High wheat prices: could official figures be wrong?

Several factors suggest that govt is over-optimistic in its estimates with possibly massive shortages ahead


Ghasharib Shoukat/Daud Khan January 29, 2023
Ghasharib Shoukat (left) is a researcher focused on policy implementation and social reform currently serving as the Head of Product at Pakistan Agriculture Research. He is an alumnus of Bates College and SOAS and can be reached at ghasharib@par.com.pk | Daud Khan (right) is a retired UN staff member based in Rome. He has degrees in economics from LSE and Oxford, where he was a Rhodes scholar

Rising prices of wheat, atta and roti are creating chaos for consumers, especially the poorest sections of the populations. The government’s view suggests that there is no real cause for concern. Wheat production in the 2021-22 rabi season, harvested in May-June 2022, was 27.5 million tons. This record harvest was despite the heatwaves of April and May which should have impacted output but apparently did not.

During the buying season over the summer of 2022, the government procured about 6.6 million tons. This procurement, added to the carryover stocks of about 2 million tons from the previous year, brought the total of publically held stocks to 8.6 million tons. In Pakistan, about 50% to 60% of wheat is marketed and the rest is held by farmers for their own household consumption or for supplying family members living in urban or peri-urban areas. What this means is that Pakistan started the wheat marketing year with public sector stocks of well over 50% of total market demand — a relatively comfortable situation.

The government maintains that the situation has not changed substantially since then. Current stocks of wheat are around 4.6 million tons and are sufficient to meet market needs for another four months by which time the new harvest will begin to come in. In addition, and to provide a cushion, tenders have been launched for 2 million tons of wheat of which a significant part has already arrived in the country.

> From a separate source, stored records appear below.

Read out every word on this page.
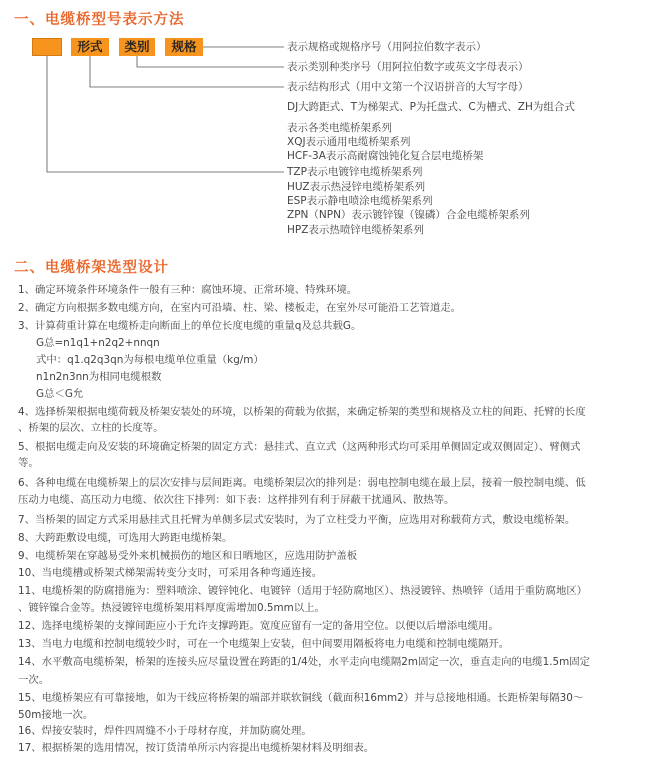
一、电缆桥型号表示方法
形式	类别	规格	表示规格或规格序号（用阿拉伯数字表示）
表示类别种类序号（用阿拉伯数字或英文字母表示）
表示结构形式（用中文第一个汉语拼音的大写字母）
DJ大跨距式、T为梯架式、P为托盘式、C为槽式、ZH为组合式
表示各类电缆桥架系列
XQJ表示通用电缆桥架系列
HCF-3A表示高耐腐蚀钝化复合层电缆桥架
TZP表示电镀锌电缆桥架系列
HUZ表示热浸锌电缆桥架系列
ESP表示静电喷涂电缆桥架系列
ZPN（NPN）表示镀锌镍（镍磷）合金电缆桥架系列
HPZ表示热喷锌电缆桥架系列
二、电缆桥架选型设计
1、确定环境条件环境条件一般有三种：腐蚀环境、正常环境、特殊环境。
2、确定方向根据多数电缆方向，在室内可沿墙、柱、梁、楼板走，在室外尽可能沿工艺管道走。
3、计算荷重计算在电缆桥走向断面上的单位长度电缆的重量q及总共载G。
G总=n1q1+n2q2+nnqn
式中：q1.q2q3qn为每根电缆单位重量（kg/m）
n1n2n3nn为相同电缆根数
G总＜G允
4、选择桥架根据电缆荷载及桥架安装处的环境，以桥架的荷载为依据，来确定桥架的类型和规格及立柱的间距、托臂的长度
、桥架的层次、立柱的长度等。
5、根据电缆走向及安装的环境确定桥架的固定方式：悬挂式、直立式（这两种形式均可采用单侧固定或双侧固定）、臂侧式
等。
6、各种电缆在电缆桥架上的层次安排与层间距离。电缆桥架层次的排列是：弱电控制电缆在最上层，接着一般控制电缆、低
压动力电缆、高压动力电缆、依次往下排列：如下表：这样排列有利于屏蔽干扰通风、散热等。
7、当桥架的固定方式采用悬挂式且托臂为单侧多层式安装时，为了立柱受力平衡，应选用对称载荷方式，敷设电缆桥架。
8、大跨距敷设电缆，可选用大跨距电缆桥架。
9、电缆桥架在穿越易受外来机械损伤的地区和日晒地区，应选用防护盖板
10、当电缆槽或桥架式梯架需转变分支时，可采用各种弯通连接。
11、电缆桥架的防腐措施为：塑料喷涂、镀锌钝化、电镀锌（适用于轻防腐地区）、热浸镀锌、热喷锌（适用于重防腐地区）
、镀锌镍合金等。热浸镀锌电缆桥架用料厚度需增加0.5mm以上。
12、选择电缆桥架的支撑间距应小于允许支撑跨距。宽度应留有一定的备用空位。以便以后增添电缆用。
13、当电力电缆和控制电缆较少时，可在一个电缆架上安装，但中间要用隔板将电力电缆和控制电缆隔开。
14、水平敷高电缆桥架，桥架的连接头应尽量设置在跨距的1/4处，水平走向电缆隔2m固定一次，垂直走向的电缆1.5m固定
一次。
15、电缆桥架应有可靠接地，如为干线应将桥架的端部并联软铜线（截面积16mm2）并与总接地相通。长距桥架每隔30～
50m接地一次。
16、焊接安装时，焊件四周缝不小于母材存度，并加防腐处理。
17、根据桥架的选用情况，按订货清单所示内容提出电缆桥架材料及明细表。
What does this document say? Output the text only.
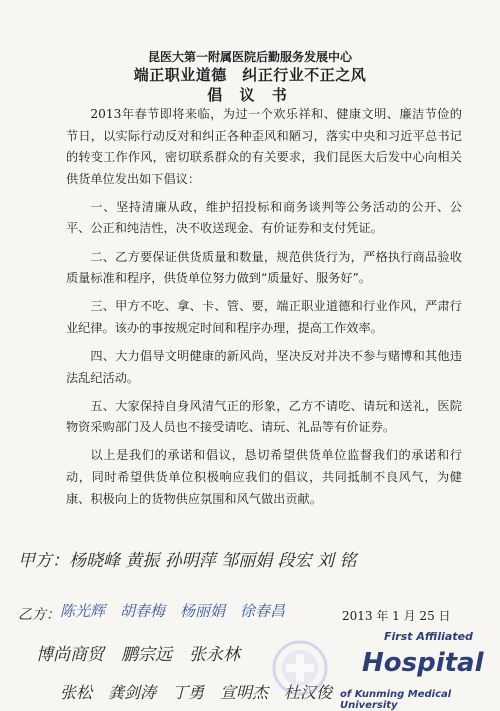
昆医大第一附属医院后勤服务发展中心
端正职业道德　纠正行业不正之风
倡 议 书

2013年春节即将来临，为过一个欢乐祥和、健康文明、廉洁节俭的节日，以实际行动反对和纠正各种歪风和陋习，落实中央和习近平总书记的转变工作作风，密切联系群众的有关要求，我们昆医大后发中心向相关供货单位发出如下倡议：

一、坚持清廉从政，维护招投标和商务谈判等公务活动的公开、公平、公正和纯洁性，决不收送现金、有价证券和支付凭证。

二、乙方要保证供货质量和数量，规范供货行为，严格执行商品验收质量标准和程序，供货单位努力做到“质量好、服务好”。

三、甲方不吃、拿、卡、管、要，端正职业道德和行业作风，严肃行业纪律。该办的事按规定时间和程序办理，提高工作效率。

四、大力倡导文明健康的新风尚，坚决反对并决不参与赌博和其他违法乱纪活动。

五、大家保持自身风清气正的形象，乙方不请吃、请玩和送礼，医院物资采购部门及人员也不接受请吃、请玩、礼品等有价证券。

以上是我们的承诺和倡议，恳切希望供货单位监督我们的承诺和行动，同时希望供货单位积极响应我们的倡议，共同抵制不良风气，为健康、积极向上的货物供应氛围和风气做出贡献。

甲方：杨晓峰 黄振 孙明萍 邹丽娟 段宏 刘 铭
乙方： 陈光辉　胡春梅　杨丽娟　徐春昌	2013 年 1 月 25 日
博尚商贸　鹏宗远　张永林
张松　龚剑涛　丁勇　宣明杰　杜汉俊
First Affiliated
Hospital
of Kunming Medical University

Under this scenario of plentiful overall supplies, the government attributes price spikes and local shortages to the unscrupulous actions of the usual suspects: hoarders and speculators, as well as traders who illegally export wheat to Afghanistan. Added to this cocktail of problems is a dash of poor coordination amongst the provinces.

If these were the real problems, all of them could be solved through firm administrative action at the federal, provincial and local level. What would be needed are a few raids on undeclared wheat stocks, followed by exemplary punishments to hoarders, speculators and smugglers. This, along with some transfer of stocks from Punjab to Khyber-Pakhtunkhwa and to Balochistan, would set everything right. In the next weeks, or at most next month, prices should come down or at least stop rising.

We all wish and pray that this assessment is correct. However, it does imply that markets and market operators are either ill-informed or are acting irrationally. Hoarders and speculators will lose money if wheat prices drop in the coming weeks and months, and those smuggling wheat to Afghanistan will find that they purchased wheat at high prices and could have done better if they had waited.

However, let us consider a hypothetical alternative scenario. Could it be that there is a real shortage of wheat? Could it be that the statistics related to wheat production are wrong and that real output was significantly lower than reported? And could it be that public stocks exist only on paper and have either been stolen, eaten by rats or simply rotted away due to the very primitive conditions in which they are stored? And could it be that our foreign exchange situation will not get better in the coming months and we may not be able to import enough wheat to meet domestic shortfalls? Is it possible that we actually risk running out of supplies before the next harvest comes on stream in May-June 2023?

Which of the two scenarios are right: the government’s sanguine assessment of the situation or the nightmare of growing shortages and further rising prices? The answer pivots on how good are our statistics.

There are several factors that suggest that we actually may have a rather fuzzy idea of what is happening in the country’s agriculture sector. The last agriculture census was conducted in 2010 and the last Livestock Census was in 2006. Estimates of current production are largely based on surveys and assessments done by the understaffed and underfunded provincial Crop Reporting Services. Often these assessments are ‘guided’ by the production targets set by the government. This process is no doubt prone to a margin of error. The process also leaves plenty of scope to ‘manage’ numbers and in particular to report better than actual performance.

It also is likely that the tendency of the government to paint an over-optimist picture continues. The target for the wheat crop for the coming harvest has been fixed at 28.4 million tons and in late December it was stated that 92% of the sowing target has been achieved

However, a Wheat Sowing Survey by the Pakistan Agriculture Research (PAR), a research consultancy firm focused on enhancing data-driven decision-making, suggests that production is likely to be much lower, maybe even less than 26 million tons. This would imply a continuing and high import-dependence — a very worrying situation in view of the foreign exchange shortages the country is facing.

And what if the numbers for wheat are managed and actually give a wrong picture? Could it be that other numbers are also managed and give a wrong picture? It is worth recalling that GDP growth was revised from 3.9% to almost 6% — a figure that is often quoted as proof of the outstanding performance of the previous government. Could this also be a bit of creative accounting?

Published in The Express Tribune, January 29th, 2023.